Last week, members of a Hindu outfit, ‘Seva Senai’, based in northern Sri Lanka, staged a protest in Jaffna, calling for a ban on cow slaughter and the sale of beef in the town of Chavakachcheri.
“This is the land of Hindus and Buddhists. We worship the cow. Our tradition must be respected,” they demanded, days before Ramzan began.
In essence, they were a group of Tamil Hindus, who were asking fellow minorities, Tamil-speaking Muslims, to adhere to Hindu “tradition”.
When the organisation was founded less than two years ago to “prevent religious conversion and counter Muslim and Christian domination” in the island’s north and east, many saw it as a “fringe group” that did not merit attention. However, its recent campaign — including a petition to the urban council to ban cow slaughter in the area — showed it has since won some sympathisers.
Further, their message reflected the religious biases within the Tamil society that have grown more apparent after the war ended in 2009. A similar anti-minority sentiment emerged during the February local authority elections when some Tamil political groups and media houses resisted Jaffna Mayor Emmanuel Arnold being chosen for the post, citing “Christian domination” of Tamil politics.
The anti-beef campaigners in the Tamil-majority north have some ready allies in the south, especially among Sinhala-Buddhist forces. In Dehiwala, a suburb of Colombo where many Muslims reside, a cow vigilante organisation has put up a giant hoarding with an image of Shiva sitting on a bull. In bold Sinhala letters it reads, “God bless those of you who don’t eat beef.” More recently, a Sinhala newspaper reported the ban on beef sale in parts of the southern town of Embilipitiya, at the request of a Buddhist monk.
These developments cannot be seen isolated from the surge in anti-Muslim attacks in Sri Lanka’s Sinhala-majority south since 2012, prompting many to wonder if the minority community, which makes about 10% of the country’ population, had become a new target after the end of the civil war. In the eastern province that is home to a sizeable Muslim community, Muslim women’s attire has become a major talking point for Tamils.
Shocking call
In an island whose cuisine has fans world over — especially its exotic sea food and meat dishes — a call to ban beef sounds shocking to many locals. All the same, resistance to such protests has been limited to social media forums.
Some Tamil civil society activists issued a statement condemning the “communally divisive” protest in Jaffna last week, and even hinted at influence of a “neighbouring country”, but the political leadership is yet to challenge what anti-beef campaigners questionably term “our culture and tradition”.
The Sinhala polity has seldom challenged the influential Buddhist clergy, including hardliners, who are said to be driving these campaigns. In fact, the politicians’ now-familiar silence remains at the heart of the spate of anti-Muslim attacks witnessed in the last few years, most recently in Kandy in February.
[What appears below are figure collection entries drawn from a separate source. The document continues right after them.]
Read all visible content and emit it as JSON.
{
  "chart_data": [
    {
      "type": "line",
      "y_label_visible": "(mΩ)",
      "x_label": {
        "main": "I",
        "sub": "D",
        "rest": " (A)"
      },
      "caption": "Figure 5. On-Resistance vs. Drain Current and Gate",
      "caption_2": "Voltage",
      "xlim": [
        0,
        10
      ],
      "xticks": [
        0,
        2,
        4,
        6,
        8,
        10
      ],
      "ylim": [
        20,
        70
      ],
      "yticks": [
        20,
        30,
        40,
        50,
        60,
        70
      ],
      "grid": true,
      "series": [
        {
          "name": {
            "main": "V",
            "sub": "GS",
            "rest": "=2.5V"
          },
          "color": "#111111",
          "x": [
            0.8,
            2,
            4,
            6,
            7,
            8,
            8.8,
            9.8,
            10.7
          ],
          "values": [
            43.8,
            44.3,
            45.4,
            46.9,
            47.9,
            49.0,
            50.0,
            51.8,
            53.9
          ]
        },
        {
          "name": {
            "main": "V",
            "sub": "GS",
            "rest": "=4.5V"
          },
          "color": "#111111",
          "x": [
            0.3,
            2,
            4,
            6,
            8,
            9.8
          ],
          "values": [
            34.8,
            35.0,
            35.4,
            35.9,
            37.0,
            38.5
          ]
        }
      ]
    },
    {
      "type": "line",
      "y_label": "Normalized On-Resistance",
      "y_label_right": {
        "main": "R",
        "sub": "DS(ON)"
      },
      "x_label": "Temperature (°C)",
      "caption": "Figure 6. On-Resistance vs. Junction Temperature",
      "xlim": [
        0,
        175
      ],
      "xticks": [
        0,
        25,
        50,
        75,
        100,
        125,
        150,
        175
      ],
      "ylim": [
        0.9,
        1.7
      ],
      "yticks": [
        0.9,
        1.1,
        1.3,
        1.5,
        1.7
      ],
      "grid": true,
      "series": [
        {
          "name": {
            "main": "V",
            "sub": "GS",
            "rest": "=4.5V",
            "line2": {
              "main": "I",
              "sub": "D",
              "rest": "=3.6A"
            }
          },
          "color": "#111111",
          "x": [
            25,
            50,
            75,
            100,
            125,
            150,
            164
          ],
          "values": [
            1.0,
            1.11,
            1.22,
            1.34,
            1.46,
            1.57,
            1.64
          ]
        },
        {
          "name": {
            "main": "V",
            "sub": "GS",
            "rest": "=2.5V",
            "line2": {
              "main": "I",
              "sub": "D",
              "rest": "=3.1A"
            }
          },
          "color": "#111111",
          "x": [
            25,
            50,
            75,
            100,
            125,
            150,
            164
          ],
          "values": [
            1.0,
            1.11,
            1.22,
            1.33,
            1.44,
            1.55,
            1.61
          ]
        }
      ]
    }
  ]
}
On the other hand, the Tamil leadership — within the ambit of their predominantly nationalist politics — is yet to take a stance on religious or caste divisions within society. As Tamil leaders push for a political solution to the national question, progressives worry that the leaders’ silence on growing religious intolerance and discrimination within the community might prove dangerous.